Por ejemplo, la derecha se opone al “quiebre de la democracia”, pero sostiene que fue el gobierno de la Unidad Popular quien lo realizó. También acepta respetar, en toda circunstancia, los derechos humanos, excepto en aquellas en que se hace necesario aplicar el terrorismo de Estado y una política de exterminio, pues esas son “inevitables”. Y la violencia -¡ah, la violencia!- esa sí que debe ser repudiada, condenada y castigada, porque todo el mundo sabe que “la violencia” es el término que se la da aquellas situaciones en que un no-oligarca -no, más preciso, gente pobre- osa siquiera decir “pío”. En esos casos, la democracia se quiebra e inevitablemente hay que exterminarlos a todos.
Así planteadas las cosas, el acuerdo se complicó un poco para el gobierno. Pero, se dijeron en La Moneda, si redactamos una declaración que haga caso omiso de todos esos detalles y, sobre todo, de la realidad, histórica y actual, bien se puede concordar una posición común.
En vano. La derecha hizo lo que siempre hace con este gobierno: espera a que ceda a todas sus exigencias, cada vez más extravagantes, para finalmente decirle que no.

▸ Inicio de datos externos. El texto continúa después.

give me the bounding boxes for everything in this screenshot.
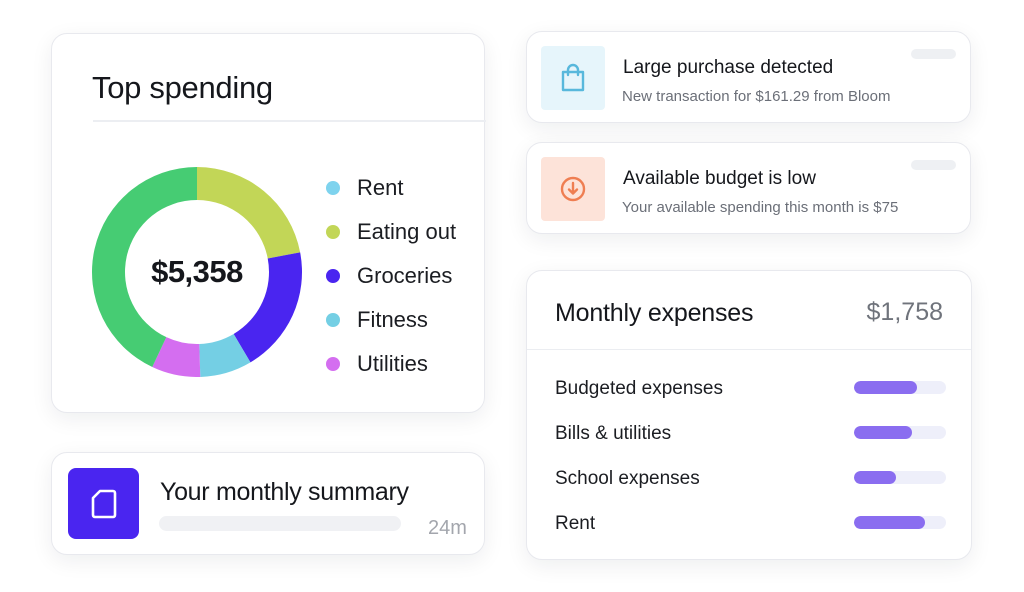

El presidente Boric lo reconoció: les “rogó”, como dijo, a los pinochetistas a que suscribieran su documento. Sin éxito. Ni siquiera un negocio aparte, entre el gobernante y Sebastián Piñera, conmovió a los defensores de la dictadura.
Ya sin motivos para negarse, alegaban que en el acto oficial alguien podría hablar bien de Allende; un verdadero escándalo. Boric asintió y les ofreció hacer una ceremonia aparte, sin alusiones molestas y lejos del sitio del suceso, La Moneda. Nop, le respondieron.
Ahora, Boric tendrá que hacer su acto, por así decirlo, solo. Así no dan ganas de celebrar.